“Does it really matter that I cannot hear things in the original key most of the time?” I asked myself as I listened to FMR  in the car this afternoon. A Scarlatti piano sonata was getting its virtuosic treatment – apparently in E flat major.  I suspected that it would turn out to be D major  and indeed it was when back-announced. No matter – just as exciting. But then it was followed by Beethoven’s piano sonata in F sharp major. Now, I thought, this will be the test of this briefly encountered equanimity. F sharp major is an unusual key to write in; Beethoven will have thought this choice of key through. This is a two movement sonata. Beethoven’s other two movement sonatas are in the light bright key of G major and are really sonatinas. They are given to young pianists to play when they meet Beethoven’s great set of 32 piano sonatas. (The only other 2 movement sonata is the mighty Opus 111 which would Godzilla-like crush the G major ones into the ground if they ever encountered one another). So the F sharp major sonata is deeper than the other 2 short sonatas by virtue of its key. It is also greater than they are in its thematic material and how Beethoven uses it. So when, as I slowed down passing the Cape Town Convention Centre to the traffic lights at the bottom of the freeway, this sonata began its slow introductory chordal melody in diminished form in G major, I knew that it DID matter that I cannot hear things in the original key.

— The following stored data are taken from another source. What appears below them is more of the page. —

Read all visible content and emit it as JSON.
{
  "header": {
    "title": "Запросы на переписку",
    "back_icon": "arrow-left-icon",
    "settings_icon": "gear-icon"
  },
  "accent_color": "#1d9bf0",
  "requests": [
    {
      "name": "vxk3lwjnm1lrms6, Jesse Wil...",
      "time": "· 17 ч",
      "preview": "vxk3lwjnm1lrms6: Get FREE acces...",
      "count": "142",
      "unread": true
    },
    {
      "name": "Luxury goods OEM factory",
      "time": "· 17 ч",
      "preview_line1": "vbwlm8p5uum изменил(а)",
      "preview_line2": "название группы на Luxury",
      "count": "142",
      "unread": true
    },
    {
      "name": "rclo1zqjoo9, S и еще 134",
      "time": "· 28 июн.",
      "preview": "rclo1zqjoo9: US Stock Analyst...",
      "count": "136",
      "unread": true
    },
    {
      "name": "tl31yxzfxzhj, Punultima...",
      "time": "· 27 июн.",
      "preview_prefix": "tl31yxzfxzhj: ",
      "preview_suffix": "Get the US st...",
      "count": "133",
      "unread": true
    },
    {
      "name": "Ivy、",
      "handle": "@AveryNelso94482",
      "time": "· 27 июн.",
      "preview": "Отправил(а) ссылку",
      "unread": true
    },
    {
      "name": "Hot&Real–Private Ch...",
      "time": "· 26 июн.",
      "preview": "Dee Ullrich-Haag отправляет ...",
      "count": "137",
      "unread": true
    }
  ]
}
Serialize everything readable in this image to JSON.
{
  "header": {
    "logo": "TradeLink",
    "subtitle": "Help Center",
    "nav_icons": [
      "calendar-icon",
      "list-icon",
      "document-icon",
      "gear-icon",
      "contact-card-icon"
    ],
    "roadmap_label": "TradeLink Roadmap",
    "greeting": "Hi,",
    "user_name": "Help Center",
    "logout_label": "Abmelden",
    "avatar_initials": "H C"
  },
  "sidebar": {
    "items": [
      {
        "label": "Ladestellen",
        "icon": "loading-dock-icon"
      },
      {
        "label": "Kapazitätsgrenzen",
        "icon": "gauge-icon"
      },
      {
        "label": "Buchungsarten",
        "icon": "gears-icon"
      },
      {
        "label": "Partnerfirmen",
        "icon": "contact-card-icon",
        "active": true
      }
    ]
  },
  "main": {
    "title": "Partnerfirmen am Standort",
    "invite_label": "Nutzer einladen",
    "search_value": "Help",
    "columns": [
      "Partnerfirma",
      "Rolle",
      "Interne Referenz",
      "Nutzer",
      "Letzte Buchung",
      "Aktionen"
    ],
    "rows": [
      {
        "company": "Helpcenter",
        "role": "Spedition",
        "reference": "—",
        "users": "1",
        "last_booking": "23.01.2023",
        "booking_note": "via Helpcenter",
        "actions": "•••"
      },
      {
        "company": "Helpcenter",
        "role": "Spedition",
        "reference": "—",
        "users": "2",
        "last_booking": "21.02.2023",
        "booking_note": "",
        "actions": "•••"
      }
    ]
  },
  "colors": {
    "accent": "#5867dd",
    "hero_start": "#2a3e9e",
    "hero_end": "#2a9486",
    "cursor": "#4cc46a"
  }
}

This was watered down Beethoven. I turned it off.

Addendum:

Sitting at the piano and grounding the Beethoven F sharp major sonata in its key by feeling it under my fingers, I realised I’d made two errors in this post. Beethoven’s duo of small sonatas are not in the same key: the first is in G minor, but I think of it as in G major because of its light-spirited Rondo second movement. There is one other two movement piano sonata among Beethoven’s oeuvre – in F major. I have never had much sympathy with this one. It feels rather journeyman composer-like and the octaves in the first movement take us nowhere. Probably the fault of the key, too. Mental blank led to forgetfulness.